A number of limitations should be considered while interpreting the results of this study. Though the hemodynamic environment of the simulator was tuned to mimic physiological values, the actual wall motion of the LV model and LV stiffness were not matched to exactly mimic in vivo LV wall motion. The anterior and inferior walls of the LV model contracted to a greater extent as compared to the lateral and septal walls. These uneven contractions lead to greater acceleration of the anterior and posterior walls to an extent that CMR protocol used was not able to capture the wall at its highest velocity, resulting in blurred images. These limitations are chiefly attributed to the elastomeric material used for the model design. However, the comparisons between modalities presented here are relative to each other, and therefore will not be impacted by any concerns of imprecise matching to physiological LV wall motion.
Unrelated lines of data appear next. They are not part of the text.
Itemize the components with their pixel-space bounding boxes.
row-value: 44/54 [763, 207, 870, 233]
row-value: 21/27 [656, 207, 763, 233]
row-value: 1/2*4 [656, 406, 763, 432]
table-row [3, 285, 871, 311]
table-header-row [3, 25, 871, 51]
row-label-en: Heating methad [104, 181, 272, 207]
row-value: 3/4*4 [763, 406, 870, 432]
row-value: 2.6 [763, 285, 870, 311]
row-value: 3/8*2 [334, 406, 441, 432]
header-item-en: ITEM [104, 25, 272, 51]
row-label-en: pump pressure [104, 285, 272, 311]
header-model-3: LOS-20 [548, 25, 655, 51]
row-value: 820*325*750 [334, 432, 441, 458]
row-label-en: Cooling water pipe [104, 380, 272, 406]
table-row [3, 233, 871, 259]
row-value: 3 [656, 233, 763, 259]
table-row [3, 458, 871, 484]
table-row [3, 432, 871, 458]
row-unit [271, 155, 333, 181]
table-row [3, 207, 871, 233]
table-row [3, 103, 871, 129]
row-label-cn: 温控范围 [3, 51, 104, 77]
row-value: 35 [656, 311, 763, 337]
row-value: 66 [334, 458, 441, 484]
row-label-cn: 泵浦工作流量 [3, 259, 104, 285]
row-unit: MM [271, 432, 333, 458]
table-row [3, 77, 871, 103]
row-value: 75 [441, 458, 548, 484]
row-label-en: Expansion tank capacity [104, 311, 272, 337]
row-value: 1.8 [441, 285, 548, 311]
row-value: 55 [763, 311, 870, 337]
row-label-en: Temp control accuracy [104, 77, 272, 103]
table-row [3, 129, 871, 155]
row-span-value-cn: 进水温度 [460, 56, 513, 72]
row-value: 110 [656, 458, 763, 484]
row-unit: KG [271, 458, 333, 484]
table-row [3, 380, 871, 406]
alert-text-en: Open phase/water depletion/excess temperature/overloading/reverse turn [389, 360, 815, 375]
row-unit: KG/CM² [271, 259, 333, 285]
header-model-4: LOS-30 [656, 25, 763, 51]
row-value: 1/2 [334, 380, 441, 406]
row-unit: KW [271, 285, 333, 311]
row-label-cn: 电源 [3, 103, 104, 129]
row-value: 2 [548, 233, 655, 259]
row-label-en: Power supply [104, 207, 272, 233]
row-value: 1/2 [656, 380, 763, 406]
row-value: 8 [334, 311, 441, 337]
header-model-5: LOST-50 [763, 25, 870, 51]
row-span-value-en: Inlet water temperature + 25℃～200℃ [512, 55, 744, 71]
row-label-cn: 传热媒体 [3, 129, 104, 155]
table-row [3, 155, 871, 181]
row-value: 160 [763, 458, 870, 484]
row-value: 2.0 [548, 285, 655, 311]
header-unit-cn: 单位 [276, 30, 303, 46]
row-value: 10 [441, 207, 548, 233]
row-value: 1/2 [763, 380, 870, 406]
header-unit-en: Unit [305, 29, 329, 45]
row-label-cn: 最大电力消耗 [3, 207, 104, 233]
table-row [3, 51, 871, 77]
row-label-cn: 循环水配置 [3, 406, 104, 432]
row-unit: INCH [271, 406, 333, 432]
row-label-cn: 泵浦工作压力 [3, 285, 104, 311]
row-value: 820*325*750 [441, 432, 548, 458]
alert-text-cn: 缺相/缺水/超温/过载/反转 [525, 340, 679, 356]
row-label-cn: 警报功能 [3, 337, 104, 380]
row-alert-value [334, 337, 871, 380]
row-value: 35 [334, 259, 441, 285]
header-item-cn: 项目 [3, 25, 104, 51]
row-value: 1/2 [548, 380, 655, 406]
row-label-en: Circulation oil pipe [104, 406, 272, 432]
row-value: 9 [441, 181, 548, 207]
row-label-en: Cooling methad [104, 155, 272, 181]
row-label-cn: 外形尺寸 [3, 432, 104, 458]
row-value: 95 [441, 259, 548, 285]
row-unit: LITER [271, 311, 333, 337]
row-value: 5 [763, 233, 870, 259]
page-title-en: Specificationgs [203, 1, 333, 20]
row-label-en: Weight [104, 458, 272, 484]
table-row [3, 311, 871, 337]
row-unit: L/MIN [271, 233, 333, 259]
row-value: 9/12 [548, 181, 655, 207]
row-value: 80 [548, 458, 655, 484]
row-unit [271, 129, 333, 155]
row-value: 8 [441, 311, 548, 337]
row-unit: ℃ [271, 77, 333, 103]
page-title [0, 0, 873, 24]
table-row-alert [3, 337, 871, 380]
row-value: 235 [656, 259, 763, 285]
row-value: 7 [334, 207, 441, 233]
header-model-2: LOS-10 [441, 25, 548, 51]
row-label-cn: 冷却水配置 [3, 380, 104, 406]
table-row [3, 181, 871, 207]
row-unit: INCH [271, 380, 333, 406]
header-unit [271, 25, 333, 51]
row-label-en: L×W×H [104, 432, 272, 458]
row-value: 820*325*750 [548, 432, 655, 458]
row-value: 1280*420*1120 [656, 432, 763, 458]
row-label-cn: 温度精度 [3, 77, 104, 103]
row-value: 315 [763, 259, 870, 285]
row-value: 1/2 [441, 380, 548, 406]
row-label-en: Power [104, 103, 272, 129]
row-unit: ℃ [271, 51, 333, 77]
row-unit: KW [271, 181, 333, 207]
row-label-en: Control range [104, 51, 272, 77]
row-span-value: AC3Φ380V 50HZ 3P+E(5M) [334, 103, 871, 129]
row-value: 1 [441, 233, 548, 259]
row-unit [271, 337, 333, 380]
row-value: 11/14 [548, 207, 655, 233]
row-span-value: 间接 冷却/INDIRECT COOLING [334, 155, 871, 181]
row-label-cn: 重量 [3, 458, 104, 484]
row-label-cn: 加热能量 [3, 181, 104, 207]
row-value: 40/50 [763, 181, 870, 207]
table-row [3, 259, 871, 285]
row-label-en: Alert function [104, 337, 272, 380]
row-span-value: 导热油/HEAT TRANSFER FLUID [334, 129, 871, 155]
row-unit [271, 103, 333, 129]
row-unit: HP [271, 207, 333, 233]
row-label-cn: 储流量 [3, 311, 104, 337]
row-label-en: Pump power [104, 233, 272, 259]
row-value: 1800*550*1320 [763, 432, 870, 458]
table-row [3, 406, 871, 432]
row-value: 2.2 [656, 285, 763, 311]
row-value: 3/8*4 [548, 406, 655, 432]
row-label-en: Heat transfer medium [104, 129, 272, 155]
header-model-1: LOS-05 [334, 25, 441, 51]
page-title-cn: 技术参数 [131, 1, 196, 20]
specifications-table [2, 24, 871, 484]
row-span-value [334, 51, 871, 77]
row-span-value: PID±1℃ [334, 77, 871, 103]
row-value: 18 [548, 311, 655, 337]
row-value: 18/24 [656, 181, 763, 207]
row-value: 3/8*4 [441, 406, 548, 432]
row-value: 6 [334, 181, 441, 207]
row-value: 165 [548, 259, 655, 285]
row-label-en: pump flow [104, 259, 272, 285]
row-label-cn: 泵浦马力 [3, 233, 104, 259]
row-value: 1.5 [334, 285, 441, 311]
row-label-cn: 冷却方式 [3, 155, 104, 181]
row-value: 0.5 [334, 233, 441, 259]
Future studies will focus on material optimization for obtaining more physiologically realistic wall motion. The biphasic flow of LV filling was not modeled in order to simplify the motion of the LV wall. Similarly, because this was a comparative study, the results reported in this work will not be impacted by this limitation. Only 20 phases/cycle were obtained for the PC-CMR acquisition. This relatively low temporal resolution could be another source of the larger discrepancies when this modality was compared to its counterparts. Finally, this work was not intended for the extensive comparisons between flow fields derived from PC-CMR and DPIV; the comparisons presented here was only used to show that PC-CMR was able to capture the bulk flow structures within the LV.

Conclusions

In conclusion, the CMR-compatible in vitro model developed in this study allows for systematic comparison between laboratory and clinical imaging modalities. It has been used to compare the normalized volume between the CMR and SP modality. This model can also be used as a test-bed for the optimization and validation of new CMR sequences. Additionally, the versatility of the LV model is further enhanced due to its modular design. It is possible to use this model to characterize hemodynamic consequences due to the alteration of anatomical variables (valvular and ventricular: for example, LV wall stiffness, aortic/mitral valve insufficiency or stenosis, etc.). Also, the use of a programmable piston pump to drive ventricular wall motion allows for varying heart rates and heart rate regularities to be set. All these variables enable the LV model provide a physical understanding of structural heart disease and valvular/pathological conditions affecting cardiac function, in order to identify novel diagnostic indices and potential target variables to monitor during treatment.